The food industry must collaborate more and share information in order to win back consumer trust, according to speakers at British Frozen Food Federation’s annual business conference on 20 February 2014.
As the government continues to talk of ‘green shoots’, this year’s conference asked the question are consumers coming out of the cold? covering topics including the economy and the after effects of the horse meat fraud in 2013.
Speakers, including Asda head of food, Darina Hall, Dr Oetker (UK) managing director Peter Franks and Martin Forsyth, director of technical food services at Bidvest 3663, suggested that following criminal activity in early 2013, sales of processed red meat have returned to pre-horse meat levels. However, they argued that consumer trust remains fragile and agreed that the industry must work together to ensure full transparency across the entire supply chain.
Brian Young, BFFF director general, said: “There seems to be some light at the end of the tunnel in terms of consumer confidence. After several years of economic difficulty and food fraud last year, consumers are starting to feel more confident in the food industry, the foodservice industry is seeing slow growth and retail spending is expected to increase.”
Economist Roger Martin-Fagg and Horizons Foodservice chief executive Peter Backman and Chris Longbottom at Kantar Worldpannel told delegates that the outlook for the economy had started to slowly improve and there were positive signs on the horizon for the food industry.

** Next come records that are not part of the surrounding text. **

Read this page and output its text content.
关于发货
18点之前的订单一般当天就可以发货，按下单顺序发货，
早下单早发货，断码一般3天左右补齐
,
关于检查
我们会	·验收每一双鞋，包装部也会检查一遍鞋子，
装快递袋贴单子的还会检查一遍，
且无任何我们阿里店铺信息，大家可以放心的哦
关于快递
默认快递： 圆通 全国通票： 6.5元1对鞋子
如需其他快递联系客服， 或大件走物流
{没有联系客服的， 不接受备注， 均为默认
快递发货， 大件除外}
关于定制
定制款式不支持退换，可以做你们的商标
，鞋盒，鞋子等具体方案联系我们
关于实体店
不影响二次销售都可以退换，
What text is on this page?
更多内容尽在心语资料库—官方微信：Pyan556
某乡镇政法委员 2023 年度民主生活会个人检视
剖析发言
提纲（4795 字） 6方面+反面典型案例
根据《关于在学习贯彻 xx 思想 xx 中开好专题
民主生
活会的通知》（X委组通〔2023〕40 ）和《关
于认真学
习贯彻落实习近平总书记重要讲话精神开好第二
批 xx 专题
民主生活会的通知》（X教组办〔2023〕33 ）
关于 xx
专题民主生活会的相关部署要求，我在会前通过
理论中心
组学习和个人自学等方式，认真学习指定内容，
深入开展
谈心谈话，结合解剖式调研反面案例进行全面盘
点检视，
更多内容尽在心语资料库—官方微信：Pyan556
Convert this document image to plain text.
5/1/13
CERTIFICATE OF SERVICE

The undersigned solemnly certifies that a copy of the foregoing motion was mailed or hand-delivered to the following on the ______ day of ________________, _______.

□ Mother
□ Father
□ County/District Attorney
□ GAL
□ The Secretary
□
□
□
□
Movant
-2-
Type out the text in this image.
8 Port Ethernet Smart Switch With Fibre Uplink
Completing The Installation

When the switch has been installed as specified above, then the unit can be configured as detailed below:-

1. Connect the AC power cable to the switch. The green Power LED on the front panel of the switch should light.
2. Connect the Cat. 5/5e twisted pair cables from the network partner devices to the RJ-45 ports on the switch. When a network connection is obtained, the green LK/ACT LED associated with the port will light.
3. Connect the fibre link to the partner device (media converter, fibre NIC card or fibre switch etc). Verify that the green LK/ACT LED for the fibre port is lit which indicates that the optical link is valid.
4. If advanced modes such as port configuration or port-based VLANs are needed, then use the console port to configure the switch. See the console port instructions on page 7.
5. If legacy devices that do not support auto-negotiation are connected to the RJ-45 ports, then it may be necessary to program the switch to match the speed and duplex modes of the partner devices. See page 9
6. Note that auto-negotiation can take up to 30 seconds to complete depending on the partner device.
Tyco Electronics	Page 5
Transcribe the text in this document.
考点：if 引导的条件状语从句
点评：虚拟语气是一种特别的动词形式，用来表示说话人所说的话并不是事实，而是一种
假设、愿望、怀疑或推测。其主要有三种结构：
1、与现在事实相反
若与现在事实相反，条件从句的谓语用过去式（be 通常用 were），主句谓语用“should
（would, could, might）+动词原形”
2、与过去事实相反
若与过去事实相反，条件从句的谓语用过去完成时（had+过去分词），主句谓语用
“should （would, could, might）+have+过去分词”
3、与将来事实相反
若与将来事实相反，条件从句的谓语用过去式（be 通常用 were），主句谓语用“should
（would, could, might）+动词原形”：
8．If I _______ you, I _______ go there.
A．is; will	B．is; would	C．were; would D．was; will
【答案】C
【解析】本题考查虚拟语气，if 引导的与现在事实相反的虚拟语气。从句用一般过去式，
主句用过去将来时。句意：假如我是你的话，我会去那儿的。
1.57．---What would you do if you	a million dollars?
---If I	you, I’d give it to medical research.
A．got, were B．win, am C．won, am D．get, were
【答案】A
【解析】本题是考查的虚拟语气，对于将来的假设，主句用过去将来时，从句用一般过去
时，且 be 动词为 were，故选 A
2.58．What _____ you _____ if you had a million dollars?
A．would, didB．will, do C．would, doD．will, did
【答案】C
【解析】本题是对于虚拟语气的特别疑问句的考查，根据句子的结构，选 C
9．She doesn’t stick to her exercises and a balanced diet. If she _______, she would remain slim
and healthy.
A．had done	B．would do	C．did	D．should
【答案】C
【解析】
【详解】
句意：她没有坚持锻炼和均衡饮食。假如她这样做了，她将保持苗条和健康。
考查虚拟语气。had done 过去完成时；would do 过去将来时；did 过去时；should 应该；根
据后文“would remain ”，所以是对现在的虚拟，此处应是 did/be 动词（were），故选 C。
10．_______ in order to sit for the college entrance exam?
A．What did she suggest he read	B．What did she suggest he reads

Young continued: “This poses both a challenge and an opportunity for the frozen industry – the onus is now on us to discourage consumers from reverting to old habits. We must embrace NPD and demonstrate traceability across the industry to ensure the growth frozen has seen during difficult times does not fall by the wayside as the economy improves.”
Debating the merits of 100% British supply chains, speakers Oliver Cock, managing director, commercial at Compass Group UK & Ireland and Peter Allan, general manager and director at Cargill Meats Europe both suggested British provenance was not the main driver for consumers and that the choice of quality and ethical supply chains were of much higher concern.
The conference and exhibition, which is in its fourth year, was attended by over 230 industry influencers looking to debate the latest issues in frozen food.